Panoramic depth estimation presents significant challenges due to the severe distortion caused by equirectangular projection (ERP) and the limited availability of panoramic RGB-D datasets. Inspired by the recentsuccess of neural rendering, we propose a self-supervised method, named CUBE360, that learns a cubic field composed of multiple Multi-Plane Images (MPIs) from a single panoramic image for continuous depth estimation at any view direction. Our CUBE360 employs cubemap projection to transform an ERP image into six faces and extract the MPIs for each, thereby reducing the memory consumption required for MPIs processing of high-resolution data. An attention-based blending module is then employed to learn correlations among the MPIs of cubic faces, constructing a cubic field representation with color and density information at various depth levels. Furthermore, a dual-sampling strategy is introduced to render novel views from the cubic field at both cubic and planar scales. The entire pipeline is trained using photometric loss calculated from rendered views within a self-supervised learning (SSL) approach, enabling training without depth annotations. Experiments on synthetic and real-world datasets demonstrate the superior performance of CUBE360 compared to previous SSL methods.

查看原文本刊更多论文

学习立方场表示用于单目全景深度估计

由于等矩形投影（ERP）引起的严重失真和全景RGB-D数据集的有限可用性，全景深度估计面临着重大挑战。受最近神经渲染成功的启发，我们提出了一种自监督方法CUBE360，该方法从单个全景图像中学习由多个多平面图像（MPIs）组成的立方场，用于在任何视图方向上进行连续深度估计。我们的CUBE360采用立方体映射投影将ERP图像转换为六个面，并为每个面提取mpi，从而减少mpi处理高分辨率数据所需的内存消耗。然后使用基于注意力的混合模块来学习立方面mpi之间的相关性，构建具有不同深度层次颜色和密度信息的立方场表示。此外，引入了双重采样策略，在立方体和平面尺度上呈现立方体场的新视图。整个管道使用自监督学习（SSL）方法从渲染视图中计算的光度损失进行训练，从而实现无需深度注释的训练。在合成数据集和真实数据集上的实验表明，与以前的SSL方法相比，CUBE360具有优越的性能。
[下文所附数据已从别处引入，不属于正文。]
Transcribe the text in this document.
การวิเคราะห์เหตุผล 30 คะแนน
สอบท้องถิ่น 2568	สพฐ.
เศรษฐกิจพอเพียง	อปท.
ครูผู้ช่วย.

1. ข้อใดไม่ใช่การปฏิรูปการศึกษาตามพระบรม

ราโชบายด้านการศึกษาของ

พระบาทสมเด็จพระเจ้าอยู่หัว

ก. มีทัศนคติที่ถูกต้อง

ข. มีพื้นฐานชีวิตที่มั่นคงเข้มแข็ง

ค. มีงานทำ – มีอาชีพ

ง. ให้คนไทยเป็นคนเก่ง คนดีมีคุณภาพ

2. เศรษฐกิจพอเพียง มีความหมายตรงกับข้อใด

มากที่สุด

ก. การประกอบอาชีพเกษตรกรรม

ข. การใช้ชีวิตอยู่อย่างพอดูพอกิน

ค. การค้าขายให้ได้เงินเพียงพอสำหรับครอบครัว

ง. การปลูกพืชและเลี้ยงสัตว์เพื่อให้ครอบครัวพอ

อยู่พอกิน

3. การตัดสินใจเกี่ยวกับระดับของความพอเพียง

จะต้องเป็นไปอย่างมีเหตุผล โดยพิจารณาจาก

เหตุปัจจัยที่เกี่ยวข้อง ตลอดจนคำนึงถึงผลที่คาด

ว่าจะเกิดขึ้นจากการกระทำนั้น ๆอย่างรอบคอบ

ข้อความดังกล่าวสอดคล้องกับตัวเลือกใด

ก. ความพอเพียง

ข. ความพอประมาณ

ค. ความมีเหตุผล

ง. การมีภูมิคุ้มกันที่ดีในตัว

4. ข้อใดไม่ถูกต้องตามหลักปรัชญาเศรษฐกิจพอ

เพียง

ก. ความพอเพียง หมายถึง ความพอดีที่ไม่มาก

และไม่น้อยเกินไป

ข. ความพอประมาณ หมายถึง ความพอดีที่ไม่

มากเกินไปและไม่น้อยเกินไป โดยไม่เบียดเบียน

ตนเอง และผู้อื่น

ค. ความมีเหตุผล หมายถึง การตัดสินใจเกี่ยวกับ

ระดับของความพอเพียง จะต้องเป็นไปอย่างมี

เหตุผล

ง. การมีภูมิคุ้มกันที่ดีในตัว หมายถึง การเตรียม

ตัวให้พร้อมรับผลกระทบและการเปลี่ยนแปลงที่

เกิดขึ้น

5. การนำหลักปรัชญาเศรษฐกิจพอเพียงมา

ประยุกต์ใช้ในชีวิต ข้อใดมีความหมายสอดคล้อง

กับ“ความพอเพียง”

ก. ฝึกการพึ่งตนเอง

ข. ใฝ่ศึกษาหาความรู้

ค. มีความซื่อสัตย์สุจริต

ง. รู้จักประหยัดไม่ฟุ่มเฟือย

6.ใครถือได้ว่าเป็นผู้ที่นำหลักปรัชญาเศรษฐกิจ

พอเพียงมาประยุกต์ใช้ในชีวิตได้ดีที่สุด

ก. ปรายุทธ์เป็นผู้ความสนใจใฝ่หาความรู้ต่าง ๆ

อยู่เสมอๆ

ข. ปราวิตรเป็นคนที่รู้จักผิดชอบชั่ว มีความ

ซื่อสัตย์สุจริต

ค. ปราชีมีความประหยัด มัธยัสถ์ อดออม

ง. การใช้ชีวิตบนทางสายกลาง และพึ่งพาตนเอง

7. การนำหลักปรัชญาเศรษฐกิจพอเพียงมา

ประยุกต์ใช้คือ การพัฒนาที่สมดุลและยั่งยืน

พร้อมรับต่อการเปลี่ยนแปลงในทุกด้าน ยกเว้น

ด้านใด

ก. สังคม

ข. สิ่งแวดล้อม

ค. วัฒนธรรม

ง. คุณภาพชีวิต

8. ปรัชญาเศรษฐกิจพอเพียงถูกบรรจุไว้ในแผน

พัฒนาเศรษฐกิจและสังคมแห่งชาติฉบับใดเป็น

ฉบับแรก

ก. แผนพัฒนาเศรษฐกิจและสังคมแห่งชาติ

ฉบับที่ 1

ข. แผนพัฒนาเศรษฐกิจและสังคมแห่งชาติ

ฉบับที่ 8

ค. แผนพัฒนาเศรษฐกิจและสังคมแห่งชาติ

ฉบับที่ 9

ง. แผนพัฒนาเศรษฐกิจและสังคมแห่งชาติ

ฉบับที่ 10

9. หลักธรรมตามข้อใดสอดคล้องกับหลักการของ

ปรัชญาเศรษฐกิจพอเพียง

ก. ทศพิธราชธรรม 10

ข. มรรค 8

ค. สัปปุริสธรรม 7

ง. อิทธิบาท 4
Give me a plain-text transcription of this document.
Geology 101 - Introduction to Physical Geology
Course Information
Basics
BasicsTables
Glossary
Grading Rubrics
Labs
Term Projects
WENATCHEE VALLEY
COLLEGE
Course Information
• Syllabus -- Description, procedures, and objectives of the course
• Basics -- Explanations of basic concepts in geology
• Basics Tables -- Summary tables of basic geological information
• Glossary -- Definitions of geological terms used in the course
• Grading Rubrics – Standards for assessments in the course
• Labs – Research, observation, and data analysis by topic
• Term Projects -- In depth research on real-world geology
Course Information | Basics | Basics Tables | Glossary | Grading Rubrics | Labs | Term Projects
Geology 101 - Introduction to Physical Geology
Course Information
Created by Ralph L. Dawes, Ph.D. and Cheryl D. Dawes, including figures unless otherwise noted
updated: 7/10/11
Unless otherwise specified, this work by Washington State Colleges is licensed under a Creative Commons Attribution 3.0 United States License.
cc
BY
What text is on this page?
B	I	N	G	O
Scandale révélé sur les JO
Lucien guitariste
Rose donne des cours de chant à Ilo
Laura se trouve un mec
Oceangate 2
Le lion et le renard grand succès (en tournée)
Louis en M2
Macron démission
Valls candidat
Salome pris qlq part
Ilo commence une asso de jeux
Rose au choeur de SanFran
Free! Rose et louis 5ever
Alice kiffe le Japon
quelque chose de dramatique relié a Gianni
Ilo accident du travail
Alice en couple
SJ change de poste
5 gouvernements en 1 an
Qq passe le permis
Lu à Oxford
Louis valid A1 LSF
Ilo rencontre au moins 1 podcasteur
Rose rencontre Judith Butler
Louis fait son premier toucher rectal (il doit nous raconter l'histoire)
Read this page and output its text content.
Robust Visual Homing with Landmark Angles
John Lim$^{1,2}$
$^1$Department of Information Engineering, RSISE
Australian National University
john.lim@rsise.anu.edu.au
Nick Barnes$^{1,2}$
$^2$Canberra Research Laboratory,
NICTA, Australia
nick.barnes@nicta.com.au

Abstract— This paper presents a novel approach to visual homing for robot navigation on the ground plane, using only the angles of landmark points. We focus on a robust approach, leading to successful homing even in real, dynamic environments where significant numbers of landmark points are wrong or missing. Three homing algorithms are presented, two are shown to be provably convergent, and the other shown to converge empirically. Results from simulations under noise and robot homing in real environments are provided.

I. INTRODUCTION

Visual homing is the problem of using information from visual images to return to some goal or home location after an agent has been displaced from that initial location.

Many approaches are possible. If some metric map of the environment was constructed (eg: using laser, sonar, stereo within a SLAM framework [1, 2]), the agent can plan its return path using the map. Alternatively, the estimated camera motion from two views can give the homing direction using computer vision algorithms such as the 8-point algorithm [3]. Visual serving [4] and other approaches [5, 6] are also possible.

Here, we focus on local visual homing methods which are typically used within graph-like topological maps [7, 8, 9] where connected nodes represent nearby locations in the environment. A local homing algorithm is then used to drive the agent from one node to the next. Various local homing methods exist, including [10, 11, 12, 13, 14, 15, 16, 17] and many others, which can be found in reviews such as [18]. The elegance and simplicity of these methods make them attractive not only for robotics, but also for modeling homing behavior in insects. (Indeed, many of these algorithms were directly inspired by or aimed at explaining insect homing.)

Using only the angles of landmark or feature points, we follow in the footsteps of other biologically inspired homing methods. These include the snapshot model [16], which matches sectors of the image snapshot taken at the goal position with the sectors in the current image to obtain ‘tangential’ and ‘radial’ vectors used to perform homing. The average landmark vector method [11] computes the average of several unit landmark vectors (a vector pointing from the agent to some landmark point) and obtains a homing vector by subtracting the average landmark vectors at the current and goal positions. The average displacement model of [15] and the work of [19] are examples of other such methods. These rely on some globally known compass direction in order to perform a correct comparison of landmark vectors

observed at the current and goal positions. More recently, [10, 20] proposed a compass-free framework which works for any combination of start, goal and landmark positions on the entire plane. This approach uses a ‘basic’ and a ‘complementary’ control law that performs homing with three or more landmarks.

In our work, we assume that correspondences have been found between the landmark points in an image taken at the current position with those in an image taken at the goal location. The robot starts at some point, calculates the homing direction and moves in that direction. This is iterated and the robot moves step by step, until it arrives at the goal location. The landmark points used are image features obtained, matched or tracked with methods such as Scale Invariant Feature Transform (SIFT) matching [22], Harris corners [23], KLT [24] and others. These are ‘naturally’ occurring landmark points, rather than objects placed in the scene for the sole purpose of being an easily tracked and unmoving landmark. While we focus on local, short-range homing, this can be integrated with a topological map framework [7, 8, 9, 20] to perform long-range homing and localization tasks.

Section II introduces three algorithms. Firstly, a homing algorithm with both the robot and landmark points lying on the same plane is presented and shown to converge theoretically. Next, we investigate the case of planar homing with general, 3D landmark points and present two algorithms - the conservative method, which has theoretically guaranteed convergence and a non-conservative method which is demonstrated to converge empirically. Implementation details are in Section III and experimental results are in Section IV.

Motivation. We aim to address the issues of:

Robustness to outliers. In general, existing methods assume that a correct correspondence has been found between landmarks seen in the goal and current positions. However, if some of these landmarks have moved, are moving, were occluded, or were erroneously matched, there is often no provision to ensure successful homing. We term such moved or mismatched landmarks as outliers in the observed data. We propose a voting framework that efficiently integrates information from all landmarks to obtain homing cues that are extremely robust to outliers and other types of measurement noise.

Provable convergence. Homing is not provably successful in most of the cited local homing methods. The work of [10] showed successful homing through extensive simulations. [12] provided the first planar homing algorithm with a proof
本文章由计算机程序翻译，如有差异，请以英文原文为准。

求助全文

约1分钟内获得全文求助全文

来源期刊

IEEE Robotics and Automation Letters Computer Science-Computer Science Applications

CiteScore

9.60

自引率

15.40%

发文量

1428

期刊介绍： The scope of this journal is to publish peer-reviewed articles that provide a timely and concise account of innovative research ideas and application results, reporting significant theoretical findings and application case studies in areas of robotics and automation.